Un traguardo tagliato domenica scorsa, grazie al successo arrivato oltre il centesimo minuto grazie al calcio di rigore trasformato da Colombo. Al triplice fischio Baroni è crollato in ginocchio, spiegando poi che il primo pensiero è andato a papà Enio, scomparso da pochi mesi. Un’immagine che non è certo passata inosservata, per un tecnico che ha ritrovato in Salento la sua dimensione, quella assaporata nel Sannio fino all’esonero.
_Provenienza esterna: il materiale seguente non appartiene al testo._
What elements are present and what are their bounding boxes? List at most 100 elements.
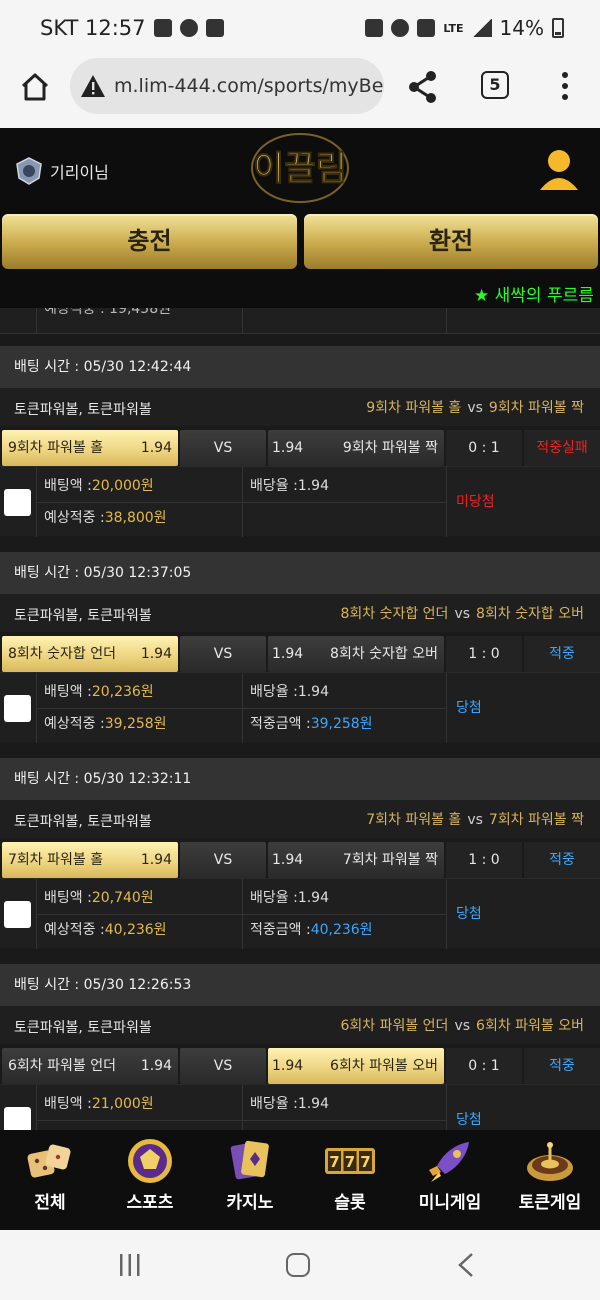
nav-item-soccer-ball[interactable]: 스포츠 <box>100 1130 200 1230</box>
profile-icon[interactable] <box>538 148 580 192</box>
select-checkbox[interactable] <box>4 901 31 928</box>
dice-icon <box>27 1144 71 1178</box>
bet-status: 미당첨 <box>456 494 495 510</box>
expected-label: 예상적중 : <box>44 510 105 526</box>
matchup-vs: vs <box>467 812 483 828</box>
select-checkbox[interactable] <box>4 1107 31 1130</box>
vs-label: VS <box>180 430 266 466</box>
home-option-odds: 1.94 <box>140 852 172 868</box>
share-icon[interactable] <box>408 70 438 104</box>
alert-icon <box>205 19 224 37</box>
rocket-icon <box>429 1142 469 1182</box>
site-header: 기리이님 이끌림 충전 환전 <box>0 128 600 278</box>
charge-button[interactable]: 충전 <box>2 214 297 269</box>
league-name: 토큰파워볼, 토큰파워볼 <box>14 1020 152 1036</box>
nav-item-dice[interactable]: 전체 <box>0 1130 100 1230</box>
nav-item-roulette[interactable]: 토큰게임 <box>500 1130 600 1230</box>
pick-row: 8회차 숫자합 언더 1.94 VS 1.94 8회차 숫자합 오버 1 : 0… <box>0 632 600 672</box>
status-right: LTE 14% <box>365 16 564 40</box>
away-option[interactable]: 1.94 7회차 파워볼 짝 <box>268 842 444 878</box>
matchup: 8회차 숫자합 언더 vs 8회차 숫자합 오버 <box>340 603 584 623</box>
odds-rate: 배당율 :1.94 <box>250 887 329 907</box>
home-option-odds: 1.94 <box>140 440 172 456</box>
back-icon[interactable] <box>456 1252 476 1278</box>
url-text[interactable]: m.lim-444.com/sports/myBet/ <box>114 75 384 97</box>
playing-cards-icon <box>230 1140 269 1180</box>
away-option-odds: 1.94 <box>272 852 304 868</box>
result-badge: 적중 <box>524 636 600 672</box>
user-info[interactable]: 기리이님 <box>14 156 109 186</box>
bet-amount: 배팅액 :20,236원 <box>44 681 154 701</box>
more-menu-icon[interactable] <box>562 72 568 100</box>
bet-amount-label: 배팅액 : <box>44 890 92 906</box>
nav-label: 슬롯 <box>334 1193 366 1213</box>
away-option-odds: 1.94 <box>272 1058 304 1074</box>
url-bar[interactable]: m.lim-444.com/sports/myBet/ <box>70 58 384 114</box>
bet-time: 배팅 시간 : 05/30 12:32:11 <box>0 758 600 800</box>
expected-value: 38,800원 <box>104 510 167 526</box>
away-option-name: 6회차 파워볼 오버 <box>330 1058 438 1074</box>
home-icon[interactable] <box>20 72 50 102</box>
matchup-home: 7회차 파워볼 홀 <box>366 812 462 828</box>
away-option-odds: 1.94 <box>272 646 304 662</box>
bet-detail: 배팅액 :20,740원 예상적중 :40,236원 배당율 :1.94 적중금… <box>0 878 600 949</box>
bet-amount-value: 20,000원 <box>91 478 154 494</box>
bet-status: 당첨 <box>456 700 482 716</box>
away-option-name: 8회차 숫자합 오버 <box>330 646 438 662</box>
battery-percent: 14% <box>499 16 544 40</box>
vs-label: VS <box>180 1048 266 1084</box>
lte-indicator: LTE <box>443 21 464 35</box>
bet-history-list: 예상적중 : 19,458원 배팅 시간 : 05/30 12:42:44 토큰… <box>0 308 600 1130</box>
matchup-away: 6회차 파워볼 오버 <box>476 1018 584 1034</box>
select-checkbox[interactable] <box>4 489 31 516</box>
matchup-home: 8회차 숫자합 언더 <box>340 606 449 622</box>
recent-apps-icon[interactable] <box>118 1254 142 1276</box>
warning-icon[interactable] <box>80 74 106 98</box>
matchup-away: 8회차 숫자합 오버 <box>476 606 584 622</box>
rank-badge-icon <box>16 157 42 185</box>
talk-icon <box>179 19 198 37</box>
away-option-odds: 1.94 <box>272 440 304 456</box>
home-option[interactable]: 7회차 파워볼 홀 1.94 <box>2 842 178 878</box>
result-badge: 적중실패 <box>524 430 600 466</box>
svg-text:7: 7 <box>345 1153 355 1171</box>
pick-row: 9회차 파워볼 홀 1.94 VS 1.94 9회차 파워볼 짝 0 : 1 적… <box>0 426 600 466</box>
home-option-odds: 1.94 <box>140 1058 172 1074</box>
exchange-button[interactable]: 환전 <box>304 214 598 269</box>
matchup-vs: vs <box>467 400 483 416</box>
away-option[interactable]: 1.94 9회차 파워볼 짝 <box>268 430 444 466</box>
won-amount: 적중금액 :40,236원 <box>250 919 373 939</box>
bet-status: 당첨 <box>456 1112 482 1128</box>
away-option[interactable]: 1.94 6회차 파워볼 오버 <box>268 1048 444 1084</box>
matchup-home: 6회차 파워볼 언더 <box>340 1018 449 1034</box>
nav-label: 미니게임 <box>418 1193 482 1213</box>
status-bar: SKT 12:57 LTE 14% <box>0 0 600 58</box>
bet-amount-label: 배팅액 : <box>44 1096 92 1112</box>
home-option[interactable]: 9회차 파워볼 홀 1.94 <box>2 430 178 466</box>
browser-toolbar: m.lim-444.com/sports/myBet/ 5 <box>0 58 600 128</box>
expected-win: 예상적중 :40,236원 <box>44 919 167 939</box>
carrier-time: SKT 12:57 <box>40 16 146 40</box>
away-option[interactable]: 1.94 8회차 숫자합 오버 <box>268 636 444 672</box>
bottom-game-nav: 전체 스포츠 카지노 7 7 7 슬롯 미니게임 토큰게임 <box>0 1130 600 1230</box>
site-logo[interactable]: 이끌림 <box>248 130 352 206</box>
home-option[interactable]: 6회차 파워볼 언더 1.94 <box>2 1048 178 1084</box>
away-option-name: 7회차 파워볼 짝 <box>342 852 438 868</box>
home-option-name: 8회차 숫자합 언더 <box>8 646 116 662</box>
matchup: 9회차 파워볼 홀 vs 9회차 파워볼 짝 <box>366 397 584 417</box>
notice-marquee: ★ 새싹의 푸르름 <box>0 278 600 308</box>
nav-item-rocket[interactable]: 미니게임 <box>400 1130 500 1230</box>
rate-value: 1.94 <box>297 478 329 494</box>
rate-label: 배당율 : <box>250 1096 298 1112</box>
select-checkbox[interactable] <box>4 695 31 722</box>
away-option-name: 9회차 파워볼 짝 <box>342 440 438 456</box>
rate-label: 배당율 : <box>250 684 298 700</box>
bet-time: 배팅 시간 : 05/30 12:42:44 <box>0 346 600 388</box>
nav-item-playing-cards[interactable]: 카지노 <box>200 1130 300 1230</box>
tab-count-button[interactable]: 5 <box>481 71 509 99</box>
game-score: 0 : 1 <box>446 1048 522 1084</box>
home-nav-icon[interactable] <box>286 1253 310 1277</box>
home-option[interactable]: 8회차 숫자합 언더 1.94 <box>2 636 178 672</box>
nav-item-slot-777[interactable]: 7 7 7 슬롯 <box>300 1130 400 1230</box>
odds-rate: 배당율 :1.94 <box>250 1093 329 1113</box>
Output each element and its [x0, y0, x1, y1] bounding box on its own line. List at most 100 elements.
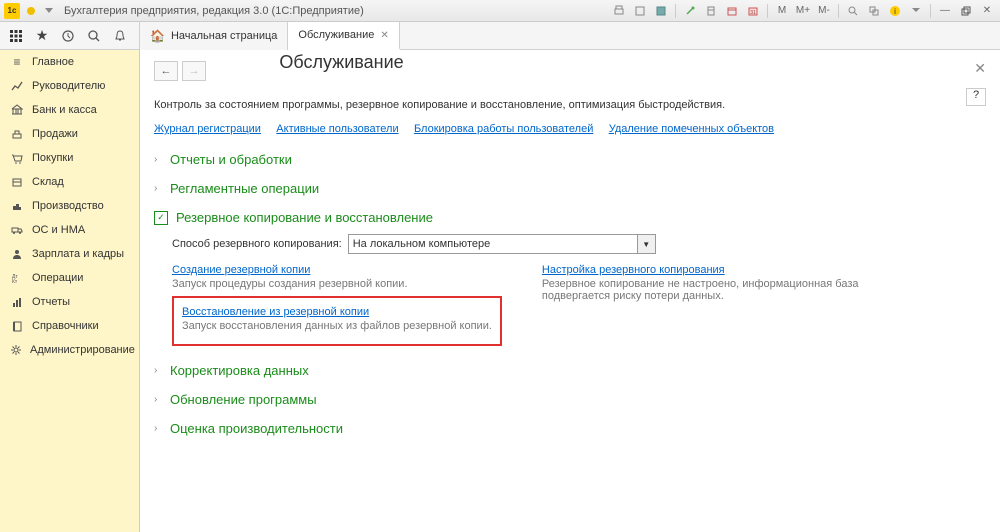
book-icon — [10, 319, 24, 333]
tabs-icon[interactable] — [865, 3, 883, 19]
section-update: › Обновление программы — [154, 389, 986, 410]
chevron-right-icon: › — [154, 183, 164, 194]
link-active-users[interactable]: Активные пользователи — [276, 123, 398, 135]
chevron-right-icon: › — [154, 423, 164, 434]
section-update-header[interactable]: › Обновление программы — [154, 389, 986, 410]
chevron-down-icon[interactable] — [42, 4, 56, 18]
menu-icon: ≡ — [10, 55, 24, 69]
sidebar-item-reports[interactable]: Отчеты — [0, 290, 139, 314]
main-toolbar: ★ 🏠 Начальная страница Обслуживание ✕ — [0, 22, 1000, 50]
star-icon[interactable]: ★ — [30, 24, 54, 48]
sidebar-item-purchases[interactable]: Покупки — [0, 146, 139, 170]
chevron-right-icon: › — [154, 394, 164, 405]
sidebar-item-label: Руководителю — [32, 80, 105, 92]
backup-method-select[interactable]: На локальном компьютере — [348, 234, 638, 254]
factory-icon — [10, 199, 24, 213]
tab-close-icon[interactable]: ✕ — [380, 30, 388, 41]
sidebar: ≡Главное Руководителю Банк и касса Прода… — [0, 50, 140, 532]
sidebar-item-label: Склад — [32, 176, 64, 188]
calc-icon[interactable] — [702, 3, 720, 19]
window-title: Бухгалтерия предприятия, редакция 3.0 (1… — [64, 5, 364, 17]
section-reports-header[interactable]: › Отчеты и обработки — [154, 149, 986, 170]
bell-icon[interactable] — [108, 24, 132, 48]
sidebar-item-label: Справочники — [32, 320, 99, 332]
zoom-icon[interactable] — [844, 3, 862, 19]
save-icon[interactable] — [652, 3, 670, 19]
preview-icon[interactable] — [631, 3, 649, 19]
print-icon[interactable] — [610, 3, 628, 19]
section-routine-header[interactable]: › Регламентные операции — [154, 178, 986, 199]
sidebar-item-main[interactable]: ≡Главное — [0, 50, 139, 74]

In un’intervista a La Gazzetta dello Sport, lo stesso Baroni ha rimarcato le differenze tra l’avventura alla guida del Benevento e quella attuale con il Lecce. “Due esperienze bellissime. A Benevento mi chiamarono in B e segnai un premio salvezza. Andammo in A. Con un bel mercato fatto da un grande presidente, poi andò male perché la squadra era davvero debole”, sono state le parole del tecnico alla ‘rosea‘, “a Lecce c’è una società che ha più anni di esperienza in A, una bella società e un uomo come Pantaleo Corvino”.

Meriti, dunque, a Oreste Vigorito ma soprattutto a Pantaleo Corvino, il dirigente di Vernole che ha costruito un Lecce capace di salvarsi al suo primo anno di serie A dopo la promozione targata Baroni. L’uomo che, probabilmente, era mancato a quel Benevento, troppo inesperto e acerbo per riuscire nell’impresa.